Some analysis errors relate specifically to the use of the non-linear analysis, either due to non-linear elements in the model, or due to the use of the P-delta analysis. In either case, in order to run a non-linear analysis, the software utilises an iterative analysis method and calculates a convergence factor at the end of each iteration. If the iteration factor is increasing, this indicates that rather than converging to an equilibrium position, the structure is continuing to deflect after each iteration, and is not going to converge to a solution. When running the analysis, the iteration factor will display at the bottom of the screen. When a non-convergence error occurs on a P-delta analysis, it is often necessary to remove the P-delta analysis, rerun the analysis and then review the deflections of the frame to identify potential areas of large deflections which could be contributing to the problems with the convergence of the analysis. In cases where the non-convergence is not due to a P-delta analysis, the issue will be related to the non-linear elements in the frame. The non-convergence may be related to the deflection of the model under particular load cases, and it may be necessary to review the section sizes of elements such as bracing elements.

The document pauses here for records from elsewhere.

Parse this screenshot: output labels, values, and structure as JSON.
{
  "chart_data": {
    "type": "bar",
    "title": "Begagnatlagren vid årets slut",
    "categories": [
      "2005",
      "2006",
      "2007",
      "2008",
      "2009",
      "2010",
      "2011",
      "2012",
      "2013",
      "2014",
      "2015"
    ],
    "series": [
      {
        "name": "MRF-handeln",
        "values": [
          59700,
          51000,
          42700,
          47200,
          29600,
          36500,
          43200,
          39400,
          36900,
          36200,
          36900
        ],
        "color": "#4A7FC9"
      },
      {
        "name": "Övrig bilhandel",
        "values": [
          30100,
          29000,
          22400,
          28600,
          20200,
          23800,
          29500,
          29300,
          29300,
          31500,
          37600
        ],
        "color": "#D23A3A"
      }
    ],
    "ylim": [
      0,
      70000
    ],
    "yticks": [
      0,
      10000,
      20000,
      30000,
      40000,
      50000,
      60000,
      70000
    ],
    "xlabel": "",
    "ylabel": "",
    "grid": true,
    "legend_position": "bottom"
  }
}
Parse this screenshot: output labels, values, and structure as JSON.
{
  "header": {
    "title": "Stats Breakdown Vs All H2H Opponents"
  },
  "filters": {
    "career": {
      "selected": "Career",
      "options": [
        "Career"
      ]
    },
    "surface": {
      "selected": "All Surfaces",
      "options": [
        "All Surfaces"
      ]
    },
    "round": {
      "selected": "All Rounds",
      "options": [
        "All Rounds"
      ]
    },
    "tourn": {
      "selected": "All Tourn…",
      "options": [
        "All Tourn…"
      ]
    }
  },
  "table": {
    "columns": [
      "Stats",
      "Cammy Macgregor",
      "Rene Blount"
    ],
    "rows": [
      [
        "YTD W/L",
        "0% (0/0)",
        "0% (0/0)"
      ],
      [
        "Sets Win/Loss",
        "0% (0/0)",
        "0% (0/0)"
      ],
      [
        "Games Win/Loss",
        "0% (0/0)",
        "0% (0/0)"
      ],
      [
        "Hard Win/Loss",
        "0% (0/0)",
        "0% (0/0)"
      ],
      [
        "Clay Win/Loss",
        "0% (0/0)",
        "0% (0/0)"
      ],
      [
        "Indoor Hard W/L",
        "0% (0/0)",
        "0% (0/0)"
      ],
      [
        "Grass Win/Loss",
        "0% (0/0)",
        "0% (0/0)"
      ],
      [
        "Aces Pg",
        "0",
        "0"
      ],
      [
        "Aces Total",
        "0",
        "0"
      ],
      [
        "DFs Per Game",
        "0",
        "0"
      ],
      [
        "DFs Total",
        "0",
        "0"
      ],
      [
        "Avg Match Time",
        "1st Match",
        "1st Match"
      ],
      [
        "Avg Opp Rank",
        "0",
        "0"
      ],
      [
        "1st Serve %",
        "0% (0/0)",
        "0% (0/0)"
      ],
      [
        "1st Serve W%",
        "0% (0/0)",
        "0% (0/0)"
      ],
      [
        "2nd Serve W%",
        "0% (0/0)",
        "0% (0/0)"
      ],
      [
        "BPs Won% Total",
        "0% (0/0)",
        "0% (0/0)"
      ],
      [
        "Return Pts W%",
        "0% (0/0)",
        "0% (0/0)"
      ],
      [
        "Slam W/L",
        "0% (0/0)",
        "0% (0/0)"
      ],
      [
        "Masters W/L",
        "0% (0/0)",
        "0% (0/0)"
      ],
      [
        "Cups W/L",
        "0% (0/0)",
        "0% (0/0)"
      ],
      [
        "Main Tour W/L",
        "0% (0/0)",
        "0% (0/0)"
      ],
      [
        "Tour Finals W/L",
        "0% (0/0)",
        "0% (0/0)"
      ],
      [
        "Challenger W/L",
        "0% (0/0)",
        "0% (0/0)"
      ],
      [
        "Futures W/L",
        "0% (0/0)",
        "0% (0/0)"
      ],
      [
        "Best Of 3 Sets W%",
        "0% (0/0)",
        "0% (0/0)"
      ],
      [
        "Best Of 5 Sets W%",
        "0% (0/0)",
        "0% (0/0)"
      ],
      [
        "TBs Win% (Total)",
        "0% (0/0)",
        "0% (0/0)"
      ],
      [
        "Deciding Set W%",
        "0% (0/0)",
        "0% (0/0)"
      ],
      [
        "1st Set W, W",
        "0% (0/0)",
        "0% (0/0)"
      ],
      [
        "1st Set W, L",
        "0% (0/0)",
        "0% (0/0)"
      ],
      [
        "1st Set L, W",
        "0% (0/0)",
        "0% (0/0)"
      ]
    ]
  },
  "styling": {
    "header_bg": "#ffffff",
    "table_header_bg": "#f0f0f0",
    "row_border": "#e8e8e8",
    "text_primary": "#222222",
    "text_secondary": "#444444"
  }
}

For more information on detecting where the non-convergence may have occured see User Defined Non-Linear Convergence Settings.
Additional note:-
When an eccentric load is applied to a beam or beams, the frame analysis takes account of the torsional stiffness of the beams, but doesn’t take account of the warping stiffness, which is essentially a second order analysis. When you go into the steel design the warping stiffness is now taken account of – see SCI P385 for further details on the design of steel members with torsion.
Therefore, the values in the steel design are more accurate where torsional rotation is concerned than those derived directly from the initial frame analysis.